Our family moved back to London and started school and I had to lose my Irish brogue overnight. At the time the IRA were bombing mainland Britain and it would have been suicide to show any kind of allegiance to Ireland or any trace of Irish heritage. So, with the speed and adaptability of youth I started to speak with a London accent.
But I never lost my disdain for the English. The Dubliners and The Wolfe Tones had taught me all about the hundreds of years of colonisation and oppression and I was thoroughly inoculated with the Irish malaise of melancholy.
My mother had kept or made many Irish friends and she also identified with the rebels. I suppose that’s what you do when your home life is a dictatorship. One of her crowd was a drinker called Billy Braden. He looked very much like an English Major, with a tweed jacket and a pencil mustache. We called him “Uncle Billy” and enjoyed his company.
Uncle Billy told me once. “Ian, you have been born British and consequently won the lottery of life”. By his tone, I assumed he was being droll, and probably he was, but many years later I learned that the phrase was a staple saying of Victorian society and at that time not uttered with the slightest hint of Irony.

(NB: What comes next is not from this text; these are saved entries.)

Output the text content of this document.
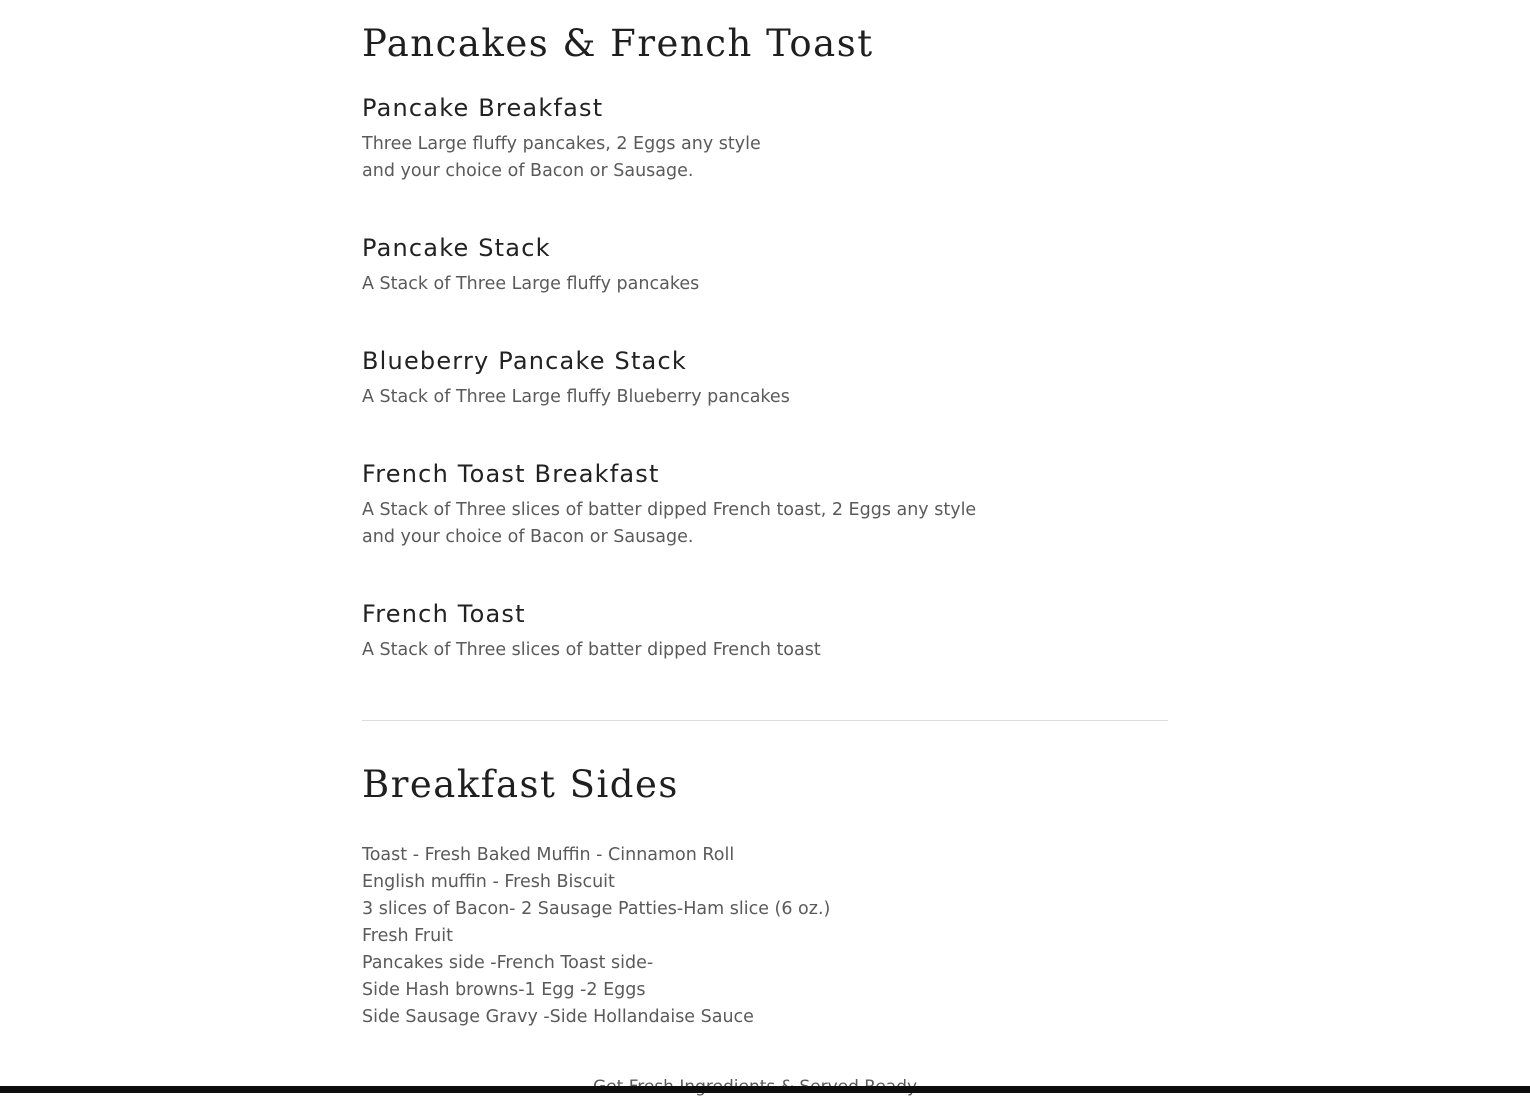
Pancakes & French Toast
Pancake Breakfast

Three Large fluffy pancakes, 2 Eggs any style
and your choice of Bacon or Sausage.

Pancake Stack

A Stack of Three Large fluffy pancakes

Blueberry Pancake Stack

A Stack of Three Large fluffy Blueberry pancakes

French Toast Breakfast

A Stack of Three slices of batter dipped French toast, 2 Eggs any style
and your choice of Bacon or Sausage.

French Toast

A Stack of Three slices of batter dipped French toast

Breakfast Sides
Toast - Fresh Baked Muffin - Cinnamon Roll
English muffin - Fresh Biscuit
3 slices of Bacon- 2 Sausage Patties-Ham slice (6 oz.)
Fresh Fruit
Pancakes side -French Toast side-
Side Hash browns-1 Egg -2 Eggs
Side Sausage Gravy -Side Hollandaise Sauce
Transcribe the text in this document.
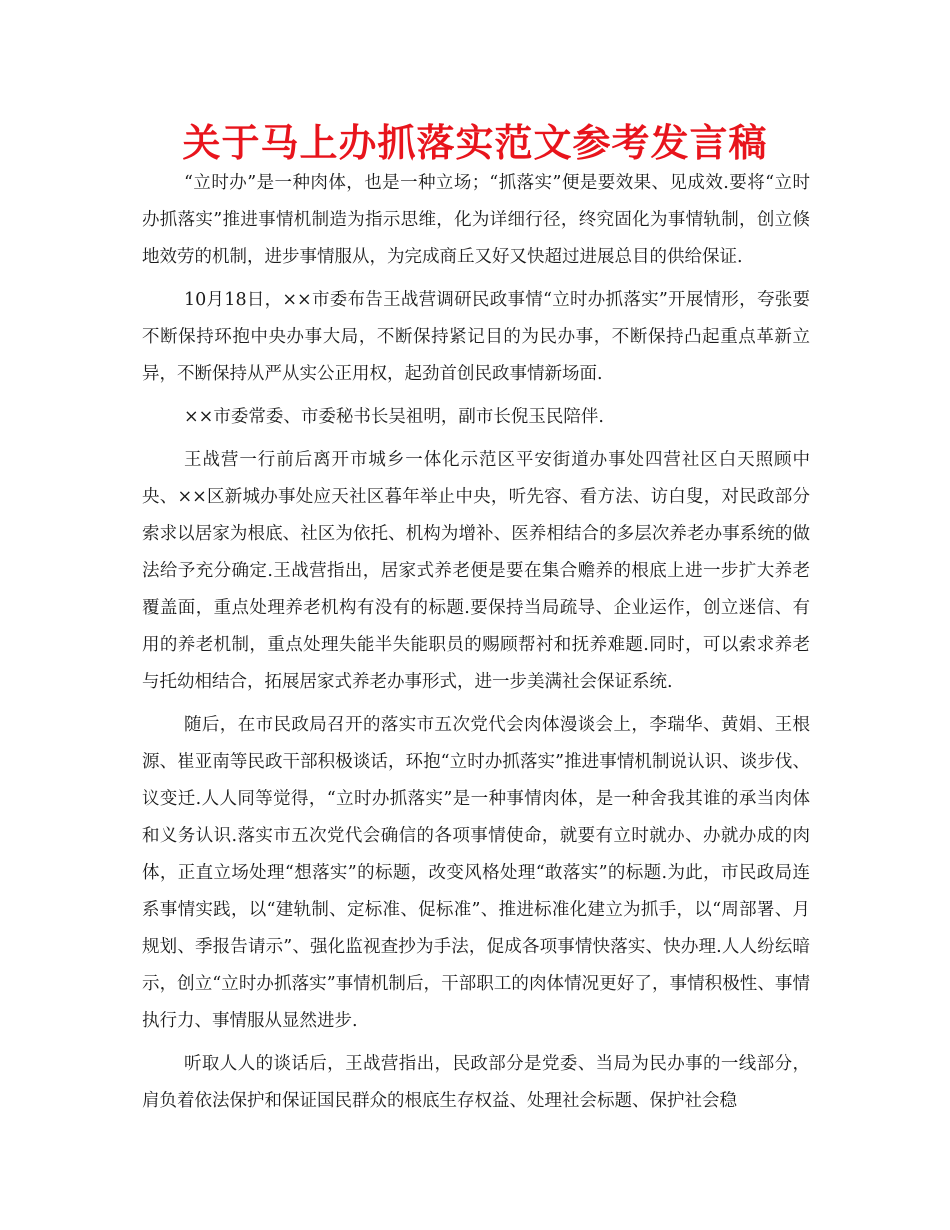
关于马上办抓落实范文参考发言稿

“立时办”是一种肉体，也是一种立场；“抓落实”便是要效果、见成效.要将“立时办抓落实”推进事情机制造为指示思维，化为详细行径，终究固化为事情轨制，创立倏地效劳的机制，进步事情服从，为完成商丘又好又快超过进展总目的供给保证.

10月18日，××市委布告王战营调研民政事情“立时办抓落实”开展情形，夸张要不断保持环抱中央办事大局，不断保持紧记目的为民办事，不断保持凸起重点革新立异，不断保持从严从实公正用权，起劲首创民政事情新场面.

××市委常委、市委秘书长吴祖明，副市长倪玉民陪伴.

王战营一行前后离开市城乡一体化示范区平安街道办事处四营社区白天照顾中央、××区新城办事处应天社区暮年举止中央，听先容、看方法、访白叟，对民政部分索求以居家为根底、社区为依托、机构为增补、医养相结合的多层次养老办事系统的做法给予充分确定.王战营指出，居家式养老便是要在集合赡养的根底上进一步扩大养老覆盖面，重点处理养老机构有没有的标题.要保持当局疏导、企业运作，创立迷信、有用的养老机制，重点处理失能半失能职员的赐顾帮衬和抚养难题.同时，可以索求养老与托幼相结合，拓展居家式养老办事形式，进一步美满社会保证系统.

随后，在市民政局召开的落实市五次党代会肉体漫谈会上，李瑞华、黄娟、王根源、崔亚南等民政干部积极谈话，环抱“立时办抓落实”推进事情机制说认识、谈步伐、议变迁.人人同等觉得，“立时办抓落实”是一种事情肉体，是一种舍我其谁的承当肉体和义务认识.落实市五次党代会确信的各项事情使命，就要有立时就办、办就办成的肉体，正直立场处理“想落实”的标题，改变风格处理“敢落实”的标题.为此，市民政局连系事情实践，以“建轨制、定标准、促标准”、推进标准化建立为抓手，以“周部署、月规划、季报告请示”、强化监视查抄为手法，促成各项事情快落实、快办理.人人纷纭暗示，创立“立时办抓落实”事情机制后，干部职工的肉体情况更好了，事情积极性、事情执行力、事情服从显然进步.

听取人人的谈话后，王战营指出，民政部分是党委、当局为民办事的一线部分，肩负着依法保护和保证国民群众的根底生存权益、处理社会标题、保护社会稳
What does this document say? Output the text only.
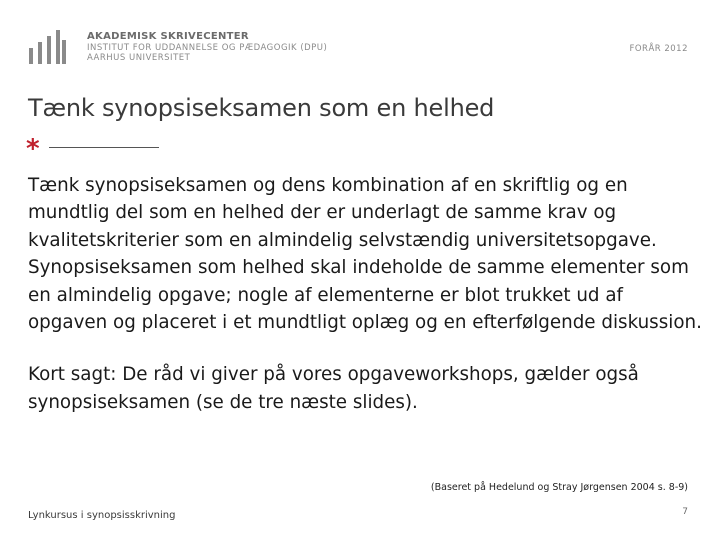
AKADEMISK SKRIVECENTER
INSTITUT FOR UDDANNELSE OG PÆDAGOGIK (DPU)
AARHUS UNIVERSITET
FORÅR 2012
Tænk synopsiseksamen som en helhed
*

Tænk synopsiseksamen og dens kombination af en skriftlig og en mundtlig del som en helhed der er underlagt de samme krav og kvalitetskriterier som en almindelig selvstændig universitetsopgave. Synopsiseksamen som helhed skal indeholde de samme elementer som en almindelig opgave; nogle af elementerne er blot trukket ud af opgaven og placeret i et mundtligt oplæg og en efterfølgende diskussion.

Kort sagt: De råd vi giver på vores opgaveworkshops, gælder også synopsiseksamen (se de tre næste slides).

(Baseret på Hedelund og Stray Jørgensen 2004 s. 8-9)
Lynkursus i synopsisskrivning	7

Billy was not your normal kind of uncle, he would tell stories that children should probably not hear. He taught me how to make bombs at the age of fourteen. I’m not sure why, maybe he was immature and wanted to impress a child, with his mustache and tweed and secret knowledge. But the lesson was real enough and to this very day I remember the instructions exactly. The pipe, the black powder, the crimping, the crocodile clips, the wire wool, the alarm clock timer. If you wanted, I could put one together right now. And it would work.
At the time I wasn’t concerned, probably even a little proud to be included in a deeply adult conversation. Today I wonder what he was thinking of, what did he want out of it? He’s been dead for many years, so I will never know.